Take your pet on a long journey by first taking it on a series of short trips and gradually extending the time in the car. And make sure the box is always secure so that it does not slip or change in case of a quick stop.
Your pet’s travel plan should begin with a light meal three to four hours before departure. Do not feed your furry companion in a moving vehicle – even if it is a long drive.
Never leave your pet in a parked vehicle. On a hot day, even with the windows open, a parked car can turn into a stove in no time and heat stroke can develop. In cold weather, a car can act like a refrigerator, keep you cold and freeze the animal to death.
What’s in your pet’s travel gear? In addition to travel papers, food, bowls, leashes, garbage cans, plastic bags, cleaning products, medications and a pet first aid kit, prepare a favorite toy or pillow.
Make sure your pet has a microchip for identification and wear a collar with a printed label with your home address, as well as a temporary travel label with your mobile phone, destination phone number, and other relevant contact information. The canines should wear flat collars (never choke!).
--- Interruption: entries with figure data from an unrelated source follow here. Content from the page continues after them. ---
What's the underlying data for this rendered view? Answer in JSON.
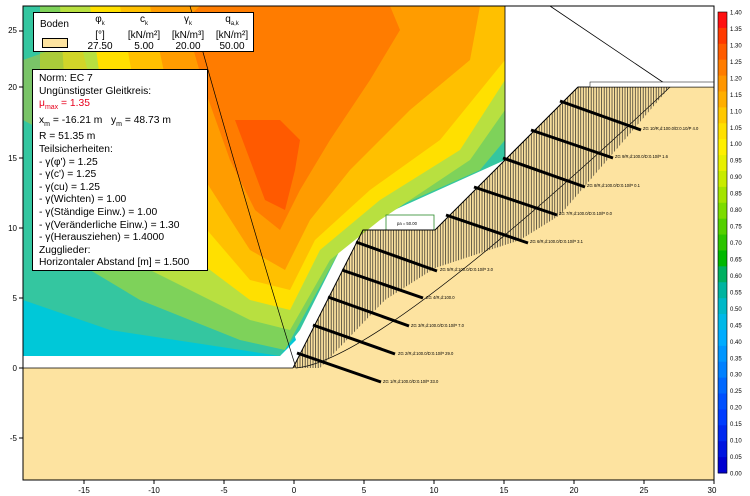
{
  "soil_table": {
    "title": "Boden",
    "columns": [
      {
        "symbol": "φ",
        "sub": "k",
        "unit": "[°]",
        "value": "27.50"
      },
      {
        "symbol": "c",
        "sub": "k",
        "unit": "[kN/m²]",
        "value": "5.00"
      },
      {
        "symbol": "γ",
        "sub": "k",
        "unit": "[kN/m³]",
        "value": "20.00"
      },
      {
        "symbol": "q",
        "sub": "a,k",
        "unit": "[kN/m²]",
        "value": "50.00"
      }
    ],
    "swatch_color": "#fde3a0"
  },
  "info": {
    "norm": "Norm:  EC 7",
    "circle_title": "Ungünstigster Gleitkreis:",
    "mu_label": "μ",
    "mu_sub": "max",
    "mu_value": " = 1.35",
    "xm_label": "x",
    "xm_sub": "m",
    "xm_value": " = -16.21 m",
    "ym_label": "y",
    "ym_sub": "m",
    "ym_value": " = 48.73 m",
    "radius": "R = 51.35 m",
    "safety_title": "Teilsicherheiten:",
    "factors": [
      " - γ(φ') = 1.25",
      " - γ(c') = 1.25",
      " - γ(cu) = 1.25",
      " - γ(Wichten) = 1.00",
      " - γ(Ständige Einw.) = 1.00",
      " - γ(Veränderliche Einw.) = 1.30",
      " - γ(Herausziehen) = 1.4000"
    ],
    "tendons_title": "Zugglieder:",
    "spacing": "Horizontaler Abstand [m] = 1.500"
  },
  "axes": {
    "x_ticks": [
      "-15",
      "-10",
      "-5",
      "0",
      "5",
      "10",
      "15",
      "20",
      "25",
      "30"
    ],
    "y_ticks": [
      "25",
      "20",
      "15",
      "10",
      "5",
      "0",
      "-5"
    ]
  },
  "legend_scale": {
    "labels": [
      "1.40",
      "1.35",
      "1.30",
      "1.25",
      "1.20",
      "1.15",
      "1.10",
      "1.05",
      "1.00",
      "0.95",
      "0.90",
      "0.85",
      "0.80",
      "0.75",
      "0.70",
      "0.65",
      "0.60",
      "0.55",
      "0.50",
      "0.45",
      "0.40",
      "0.35",
      "0.30",
      "0.25",
      "0.20",
      "0.15",
      "0.10",
      "0.05",
      "0.00"
    ],
    "colors": [
      "#ff1010",
      "#ff3a00",
      "#ff5c00",
      "#ff7c00",
      "#ff9600",
      "#ffae00",
      "#ffc800",
      "#ffe000",
      "#fff000",
      "#e8f000",
      "#c8ec00",
      "#a4e400",
      "#7cdc00",
      "#54d000",
      "#2cc400",
      "#00b800",
      "#00b060",
      "#00b4a0",
      "#00b8c8",
      "#00b8e8",
      "#00acff",
      "#0096ff",
      "#0080ff",
      "#0068ff",
      "#0050ff",
      "#003cff",
      "#0028f0",
      "#0014e0",
      "#0000d0"
    ]
  },
  "anchor_labels": [
    "ZG 1/R,d:100.0/D:0.10/P 33.0",
    "ZG 2/R,d:100.0/D:0.10/P 29.0",
    "ZG 3/R,d:100.0/D:0.10/P 7.0",
    "ZG 4/R,d:100.0",
    "ZG 5/R,d:100.0/D:0.10/P 3.0",
    "ZG 6/R,d:100.0/D:0.10/P 3.1",
    "ZG 7/R,d:100.0/D:0.10/P 0.0",
    "ZG 8/R,d:100.0/D:0.10/P 0.1",
    "ZG 9/R,d:100.0/D:0.10/P 1.6",
    "ZG 10/R,d:100.0/D:0.10/P 4.0"
  ],
  "berm_label": "pa = 50.00",
  "colors": {
    "soil": "#fde3a0",
    "hatch": "#1a1a1a",
    "anchor": "#000000",
    "frame": "#000000",
    "highlight": "#e8001c"
  }
}
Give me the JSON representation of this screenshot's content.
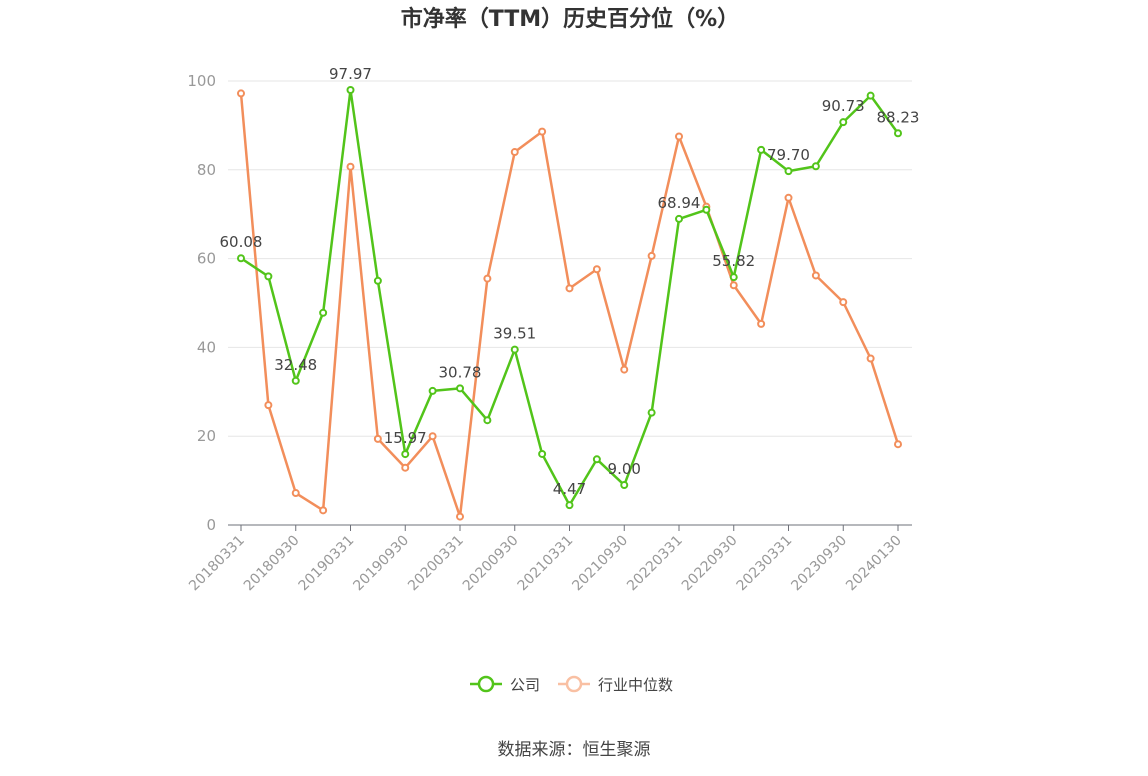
{
  "chart_data": {
    "type": "line",
    "title": "市净率（TTM）历史百分位（%）",
    "source": "数据来源：恒生聚源",
    "ylim": [
      0,
      100
    ],
    "yticks": [
      0,
      20,
      40,
      60,
      80,
      100
    ],
    "grid": true,
    "legend_position": "bottom-center",
    "x": [
      "20180331",
      "20180630",
      "20180930",
      "20181231",
      "20190331",
      "20190630",
      "20190930",
      "20191231",
      "20200331",
      "20200630",
      "20200930",
      "20201231",
      "20210331",
      "20210630",
      "20210930",
      "20211231",
      "20220331",
      "20220630",
      "20220930",
      "20221231",
      "20230331",
      "20230630",
      "20230930",
      "20231231",
      "20240130"
    ],
    "x_tick_labels": [
      "20180331",
      "20180930",
      "20190331",
      "20190930",
      "20200331",
      "20200930",
      "20210331",
      "20210930",
      "20220331",
      "20220930",
      "20230331",
      "20230930",
      "20240130"
    ],
    "series": [
      {
        "name": "公司",
        "color": "#52c41a",
        "values": [
          60.08,
          56.0,
          32.48,
          47.8,
          97.97,
          55.0,
          15.97,
          30.2,
          30.78,
          23.6,
          39.51,
          16.0,
          4.47,
          14.8,
          9.0,
          25.3,
          68.94,
          71.0,
          55.82,
          84.5,
          79.7,
          80.8,
          90.73,
          96.7,
          88.23
        ],
        "labels": {
          "0": "60.08",
          "2": "32.48",
          "4": "97.97",
          "6": "15.97",
          "8": "30.78",
          "10": "39.51",
          "12": "4.47",
          "14": "9.00",
          "16": "68.94",
          "18": "55.82",
          "20": "79.70",
          "22": "90.73",
          "24": "88.23"
        }
      },
      {
        "name": "行业中位数",
        "color": "#f28e5b",
        "values": [
          97.2,
          27.0,
          7.2,
          3.3,
          80.7,
          19.4,
          12.9,
          20.0,
          1.9,
          55.5,
          84.0,
          88.6,
          53.3,
          57.6,
          35.0,
          60.6,
          87.5,
          71.7,
          54.0,
          45.3,
          73.7,
          56.2,
          50.2,
          37.5,
          18.2
        ]
      }
    ]
  }
}
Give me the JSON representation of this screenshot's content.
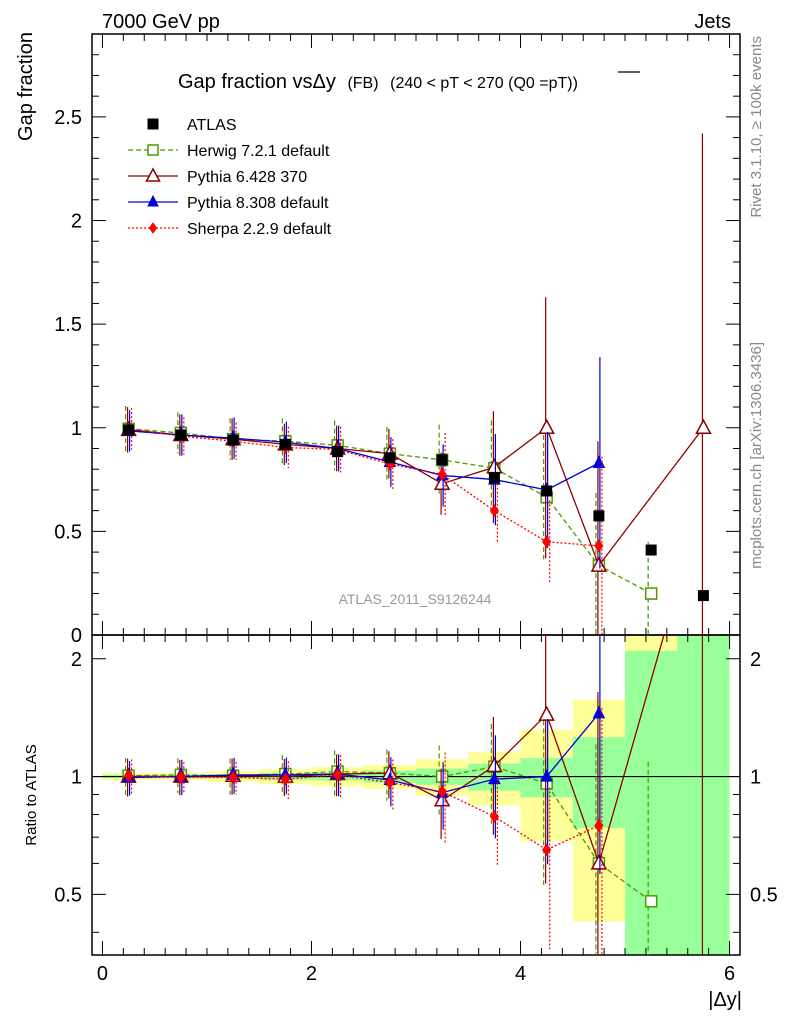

Do not chase your pet out the window with your head out. He could be injured by flying objects. And please hold it in the back seat in its box or with a harness attached to a seat buckle.
Travel across state borders? Bring your pet’s rabies vaccine, as some states need it at some cross-state crossings. Although this is not usually a problem, it is always wise to be on the safe side.
When it comes to H2O, we say BYO. Opt for bottled water or tap water stored in plastic cans. Drinking water from an area he is not used to can cause stomach upset.
If you travel frequently with your pet, you may want to invest in rubberized flooring and waterproof seat covers that are available from specialty retailers.